What's With Judge Baddour & Sexual Predators?

In Outlier Magazine's November article entitled "Judge Allen Baddour is a Sexual Predator's Get Out of Jail Free Card?" we raised the issue of Baddour's decision to allow sexual predators to have unrestricted access to churches with on-site childcare. We questioned his myopic decision making ability, in that he focused on the sexual predator's right to worship, but did not consider the simple solution of saying they could worship at the overwhelming number of houses of worship without on-site childcare.

Now, we have discovered that he also ruled that because a Chatham County man was convicted of sex offenses before the state adopted a monitoring law, he does not have to wear a satellite tracking monitor.

Judge Baddour's decision was yet another setback for North Carolina's attempts to track sex offenders who have finished their sentences.

Guy Reeves was convicted in January 2006 of taking indecent liberties with a 7-year-old, his third (emphasis added) sex-offense conviction.
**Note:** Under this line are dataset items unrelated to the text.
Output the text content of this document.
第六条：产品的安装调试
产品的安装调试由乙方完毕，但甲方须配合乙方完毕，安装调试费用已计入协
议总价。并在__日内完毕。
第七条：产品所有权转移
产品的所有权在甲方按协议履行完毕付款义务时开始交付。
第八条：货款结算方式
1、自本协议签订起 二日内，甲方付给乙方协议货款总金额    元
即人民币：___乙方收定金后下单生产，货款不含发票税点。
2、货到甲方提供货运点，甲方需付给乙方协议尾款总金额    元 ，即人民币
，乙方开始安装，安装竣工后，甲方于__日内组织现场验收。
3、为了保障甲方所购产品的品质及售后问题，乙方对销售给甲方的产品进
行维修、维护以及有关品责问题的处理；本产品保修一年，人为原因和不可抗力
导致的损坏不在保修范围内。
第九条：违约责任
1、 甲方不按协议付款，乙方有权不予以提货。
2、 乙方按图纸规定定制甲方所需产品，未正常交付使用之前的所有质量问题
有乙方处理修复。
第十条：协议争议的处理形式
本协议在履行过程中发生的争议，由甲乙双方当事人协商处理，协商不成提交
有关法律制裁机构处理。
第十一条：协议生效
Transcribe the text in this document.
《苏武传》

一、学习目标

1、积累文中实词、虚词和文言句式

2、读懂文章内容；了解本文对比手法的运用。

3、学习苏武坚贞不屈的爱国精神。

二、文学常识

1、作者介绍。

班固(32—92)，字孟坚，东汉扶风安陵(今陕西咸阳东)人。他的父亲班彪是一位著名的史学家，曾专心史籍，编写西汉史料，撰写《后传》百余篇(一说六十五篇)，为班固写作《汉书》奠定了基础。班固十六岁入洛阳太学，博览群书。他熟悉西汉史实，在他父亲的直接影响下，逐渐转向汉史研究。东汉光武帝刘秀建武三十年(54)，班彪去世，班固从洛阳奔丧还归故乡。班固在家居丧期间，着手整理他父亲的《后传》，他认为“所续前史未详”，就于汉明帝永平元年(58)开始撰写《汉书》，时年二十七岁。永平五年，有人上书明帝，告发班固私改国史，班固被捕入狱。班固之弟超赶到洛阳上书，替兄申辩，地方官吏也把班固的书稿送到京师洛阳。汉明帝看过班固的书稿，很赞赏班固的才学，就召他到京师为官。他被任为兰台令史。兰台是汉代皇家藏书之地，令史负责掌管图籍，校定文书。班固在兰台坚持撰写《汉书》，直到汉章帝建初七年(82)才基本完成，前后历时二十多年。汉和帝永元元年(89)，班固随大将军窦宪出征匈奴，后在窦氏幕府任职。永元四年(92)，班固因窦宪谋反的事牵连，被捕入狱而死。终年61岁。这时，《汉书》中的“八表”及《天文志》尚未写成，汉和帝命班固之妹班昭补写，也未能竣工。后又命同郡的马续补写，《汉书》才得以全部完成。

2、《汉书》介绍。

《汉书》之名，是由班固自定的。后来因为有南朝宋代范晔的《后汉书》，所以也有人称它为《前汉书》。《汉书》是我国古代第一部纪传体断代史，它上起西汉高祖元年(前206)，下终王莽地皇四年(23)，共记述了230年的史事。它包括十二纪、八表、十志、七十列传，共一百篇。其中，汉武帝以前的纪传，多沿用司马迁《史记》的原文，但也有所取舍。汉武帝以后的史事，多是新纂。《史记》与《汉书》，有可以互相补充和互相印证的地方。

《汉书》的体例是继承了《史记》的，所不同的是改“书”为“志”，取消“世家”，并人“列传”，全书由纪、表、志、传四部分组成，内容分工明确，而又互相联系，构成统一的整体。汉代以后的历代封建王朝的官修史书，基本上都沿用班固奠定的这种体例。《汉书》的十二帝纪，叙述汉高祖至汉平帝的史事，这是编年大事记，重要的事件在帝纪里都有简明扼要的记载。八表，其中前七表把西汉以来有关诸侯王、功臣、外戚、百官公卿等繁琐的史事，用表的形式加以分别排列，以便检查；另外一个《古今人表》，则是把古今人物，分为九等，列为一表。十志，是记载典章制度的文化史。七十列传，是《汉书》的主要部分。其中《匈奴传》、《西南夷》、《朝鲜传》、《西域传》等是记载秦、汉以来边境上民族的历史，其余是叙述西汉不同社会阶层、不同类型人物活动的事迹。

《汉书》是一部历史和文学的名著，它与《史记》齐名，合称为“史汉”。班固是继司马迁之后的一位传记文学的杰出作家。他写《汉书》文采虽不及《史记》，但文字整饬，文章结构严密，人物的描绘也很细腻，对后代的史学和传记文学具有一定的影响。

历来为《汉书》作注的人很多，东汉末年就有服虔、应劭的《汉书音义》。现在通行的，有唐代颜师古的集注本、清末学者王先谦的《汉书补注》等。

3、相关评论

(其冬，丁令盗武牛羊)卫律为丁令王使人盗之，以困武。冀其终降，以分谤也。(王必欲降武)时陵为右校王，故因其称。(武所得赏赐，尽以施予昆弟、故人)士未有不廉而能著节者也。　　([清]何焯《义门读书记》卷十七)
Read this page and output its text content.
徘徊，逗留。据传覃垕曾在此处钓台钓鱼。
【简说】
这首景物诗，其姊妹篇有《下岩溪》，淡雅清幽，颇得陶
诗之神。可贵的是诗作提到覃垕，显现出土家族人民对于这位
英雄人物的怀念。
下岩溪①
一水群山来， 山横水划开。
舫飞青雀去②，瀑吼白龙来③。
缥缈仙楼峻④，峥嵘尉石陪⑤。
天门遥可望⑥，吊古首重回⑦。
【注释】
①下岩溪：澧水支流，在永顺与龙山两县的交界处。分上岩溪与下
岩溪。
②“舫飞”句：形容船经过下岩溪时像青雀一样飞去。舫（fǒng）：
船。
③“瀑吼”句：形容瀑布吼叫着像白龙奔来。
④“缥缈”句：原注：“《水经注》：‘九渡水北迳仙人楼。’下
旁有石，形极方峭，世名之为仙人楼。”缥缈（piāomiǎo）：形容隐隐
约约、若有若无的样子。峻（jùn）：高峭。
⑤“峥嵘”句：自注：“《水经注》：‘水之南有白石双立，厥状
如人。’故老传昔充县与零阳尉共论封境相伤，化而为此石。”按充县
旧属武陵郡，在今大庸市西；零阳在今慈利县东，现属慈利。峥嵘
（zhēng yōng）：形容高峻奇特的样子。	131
He left jail in May 2007.

The General Assembly passed laws on sex-offender monitoring in 2006 and added specific procedures for the program last December.

Assistant Chatham County District Attorney Marci Trageser argued that lawmakers intended the statute to be retroactive as a safety measure for the public and that made tracking part of the original sentence, not additional punishment. "It clearly specifies in the session law that this is also to apply to any person released from prison," Trageser said.

However,Baddour's rejection of that argument made Reeves the 29th convicted sex offender in North Carolina to get a tracking device removed.

What is it with this judge? He has a questionable record of violating people's civil rights (usually persons of color), but he seems to bend over backwards to let sexual predators run free. We are looking into his pre-judicial history and associations to see if there is some personal associations or history with these types of criminals, in hopes we can shed light on his curious rulings.

In the mean time, maybe we should take up a collection to build a half-way house on West Street in Pittsboro so he can be close to his favored constituents.